Legal Proceedings. Understandably, investors will look for any red flags on the horizon or any past legal disputes that could limit the company’s ability to grow. A standard due diligence list will include requests for documents and correspondence related to any pending or threatened litigation (or any disputes that could arise in litigation in the future), as well as any existing consent decrees, injunctions, judgments, orders, or settlement agreements against the company.
Material Agreements. Investors’ counsel will request and review any material agreements a company has entered into to make sure there are no provisions that would hinder the company’s ability to scale. These could include non-competition and non-solicitation agreements or clauses, as well as most favored nation clauses in customer agreements. Generally, companies should expect to the following material agreements for review:
- Real property or capital leases
- Joint venture or partnership agreements
- Management, service, and marketing agreements
- Confidentiality agreements and nondisclosure agreements (NDAs)
- Agreements or letters of intent or term sheets related to acquisitions
- Agreements restricting competition
As companies prepare to tackle the legal due diligence process, they need to be aware of any issues in these agreements that VC investors would consider red flags, including missing signatures, incomplete information, or contradictory information from discussions or the term sheet.
Compliance. Depending on a company’s industry a company is in, investors will want to confirm the company complies with necessary local and federal regulations. These could include environmental regulations, Food and Drug Administration (FDA) regulations, or federal laws like the Health Information Portability and Accountability Act (HIPAA) for those in the health sector. And for any company collecting consumer data, investors will want to ensure data privacy practices and compliance with regulations such as the CCPA or GDPR, so companies can expect to submit their privacy policies.

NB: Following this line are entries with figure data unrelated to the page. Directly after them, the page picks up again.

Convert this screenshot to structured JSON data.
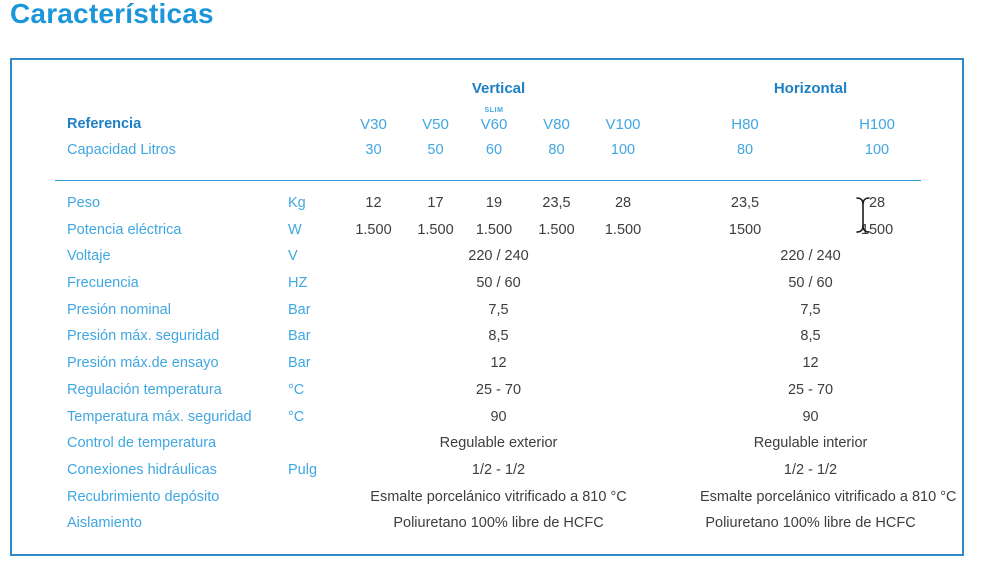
{
  "page_title": "Características",
  "colors": {
    "title_blue": "#1b96d8",
    "header_blue": "#1d80c5",
    "label_blue": "#41a7e0",
    "value_gray": "#3d3d3d",
    "card_border": "#3189cb",
    "divider": "#2b9cd8"
  },
  "table": {
    "groups": {
      "vertical": "Vertical",
      "horizontal": "Horizontal"
    },
    "header": {
      "referencia_label": "Referencia",
      "capacidad_label": "Capacidad Litros",
      "slim_label": "SLIM",
      "slim_model_index": 2,
      "models_vertical": [
        "V30",
        "V50",
        "V60",
        "V80",
        "V100"
      ],
      "models_horizontal": [
        "H80",
        "H100"
      ],
      "capacities_vertical": [
        "30",
        "50",
        "60",
        "80",
        "100"
      ],
      "capacities_horizontal": [
        "80",
        "100"
      ]
    },
    "rows": [
      {
        "label": "Peso",
        "unit": "Kg",
        "type": "cells",
        "vertical": [
          "12",
          "17",
          "19",
          "23,5",
          "28"
        ],
        "horizontal": [
          "23,5",
          "28"
        ]
      },
      {
        "label": "Potencia eléctrica",
        "unit": "W",
        "type": "cells",
        "vertical": [
          "1.500",
          "1.500",
          "1.500",
          "1.500",
          "1.500"
        ],
        "horizontal": [
          "1500",
          "1500"
        ]
      },
      {
        "label": "Voltaje",
        "unit": "V",
        "type": "span",
        "vertical": "220 / 240",
        "horizontal": "220 / 240"
      },
      {
        "label": "Frecuencia",
        "unit": "HZ",
        "type": "span",
        "vertical": "50 / 60",
        "horizontal": "50 / 60"
      },
      {
        "label": "Presión nominal",
        "unit": "Bar",
        "type": "span",
        "vertical": "7,5",
        "horizontal": "7,5"
      },
      {
        "label": "Presión máx. seguridad",
        "unit": "Bar",
        "type": "span",
        "vertical": "8,5",
        "horizontal": "8,5"
      },
      {
        "label": "Presión máx.de ensayo",
        "unit": "Bar",
        "type": "span",
        "vertical": "12",
        "horizontal": "12"
      },
      {
        "label": "Regulación temperatura",
        "unit": "°C",
        "type": "span",
        "vertical": "25 - 70",
        "horizontal": "25 - 70"
      },
      {
        "label": "Temperatura máx. seguridad",
        "unit": "°C",
        "type": "span",
        "vertical": "90",
        "horizontal": "90"
      },
      {
        "label": "Control de temperatura",
        "unit": "",
        "type": "span",
        "vertical": "Regulable exterior",
        "horizontal": "Regulable interior"
      },
      {
        "label": "Conexiones hidráulicas",
        "unit": "Pulg",
        "type": "span",
        "vertical": "1/2 - 1/2",
        "horizontal": "1/2 - 1/2"
      },
      {
        "label": "Recubrimiento depósito",
        "unit": "",
        "type": "span",
        "vertical": "Esmalte porcelánico vitrificado a 810 °C",
        "horizontal": "Esmalte porcelánico vitrificado a 810 °C"
      },
      {
        "label": "Aislamiento",
        "unit": "",
        "type": "span",
        "vertical": "Poliuretano 100% libre de HCFC",
        "horizontal": "Poliuretano 100% libre de HCFC"
      }
    ]
  }
}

Bad Press and Publicity. Increasingly, investors are looking closely at a company’s—and its managers’—reputation as part of their investment assessments. If an investor learns of bad practices related to, for instance, racism, sexual harassment, or environmental issues during legal due diligence, it could be grounds for non-investment or, in some cases, a lawsuit to recoup an investment. If any of these issues exist, it’s better to be upfront about them during early stages of due diligence.
Advice for Companies.
As companies prepare to tackle the legal due diligence process, they need to be aware of—and ready to address—any issues VC investors could see as a red flag.

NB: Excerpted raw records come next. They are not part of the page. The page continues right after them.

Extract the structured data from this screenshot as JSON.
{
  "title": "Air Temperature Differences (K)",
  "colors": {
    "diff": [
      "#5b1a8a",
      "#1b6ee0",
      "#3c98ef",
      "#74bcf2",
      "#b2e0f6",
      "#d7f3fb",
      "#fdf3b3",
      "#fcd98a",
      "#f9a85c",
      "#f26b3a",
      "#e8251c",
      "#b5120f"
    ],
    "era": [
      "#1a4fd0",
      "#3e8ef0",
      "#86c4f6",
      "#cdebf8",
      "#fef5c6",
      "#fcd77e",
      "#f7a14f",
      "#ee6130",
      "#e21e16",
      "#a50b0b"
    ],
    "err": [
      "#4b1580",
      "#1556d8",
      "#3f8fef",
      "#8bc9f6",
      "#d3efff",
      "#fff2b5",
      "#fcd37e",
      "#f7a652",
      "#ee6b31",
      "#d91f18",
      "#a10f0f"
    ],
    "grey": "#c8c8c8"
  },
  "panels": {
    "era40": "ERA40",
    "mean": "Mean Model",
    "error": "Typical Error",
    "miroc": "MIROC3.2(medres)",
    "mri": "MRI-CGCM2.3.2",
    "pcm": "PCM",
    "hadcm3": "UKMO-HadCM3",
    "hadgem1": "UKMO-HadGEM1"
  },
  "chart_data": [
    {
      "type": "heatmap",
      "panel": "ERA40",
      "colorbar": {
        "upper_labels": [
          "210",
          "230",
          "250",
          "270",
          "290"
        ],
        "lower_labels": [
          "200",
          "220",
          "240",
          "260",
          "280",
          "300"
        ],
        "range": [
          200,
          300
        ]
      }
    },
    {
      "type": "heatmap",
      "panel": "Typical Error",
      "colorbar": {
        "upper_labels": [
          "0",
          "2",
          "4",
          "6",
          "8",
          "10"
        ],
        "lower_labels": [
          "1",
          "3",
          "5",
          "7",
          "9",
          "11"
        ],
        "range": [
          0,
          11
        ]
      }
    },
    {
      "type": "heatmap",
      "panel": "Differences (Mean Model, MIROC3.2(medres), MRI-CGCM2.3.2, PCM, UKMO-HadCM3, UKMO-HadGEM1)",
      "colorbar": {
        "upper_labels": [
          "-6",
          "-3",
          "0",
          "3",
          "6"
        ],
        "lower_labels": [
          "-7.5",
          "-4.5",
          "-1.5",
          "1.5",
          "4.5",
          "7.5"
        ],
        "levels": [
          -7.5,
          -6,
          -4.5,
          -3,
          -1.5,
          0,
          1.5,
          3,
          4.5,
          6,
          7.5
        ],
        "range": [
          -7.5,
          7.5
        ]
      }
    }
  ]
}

Stay Organized. To identify potential deal-killers early, companies should organize their documents in secure cloud sites in folders that roughly correspond to the categories described in this article, either independently or with the help of their lawyers. This type of early organization will allow a company’s management to focus on running the business when due diligence requests come through, rather than cleaning house.
Be Responsive. When legal due diligence begins, companies should respond to due diligence requests and follow-up questions in a timely manner. More specifically, management should have a plan to respond to any known issues. It may be helpful to preemptively name one person on the company’s management team to serve as the company’s point person for investor and counsel requests during the legal due diligence process.
Organization and responsiveness will inspire confidence in investors as they review a company’s legal documents, which will generally reduce the likelihood investors will try to re-negotiate deal terms or walk away. More broadly, it helps with setting a positive long-term relationship between a company and its investors.
DISCLAIMER: The subject matter discussed above is constantly evolving and may change on a frequent basis. The information contained in this post is for general education and informational purposes only.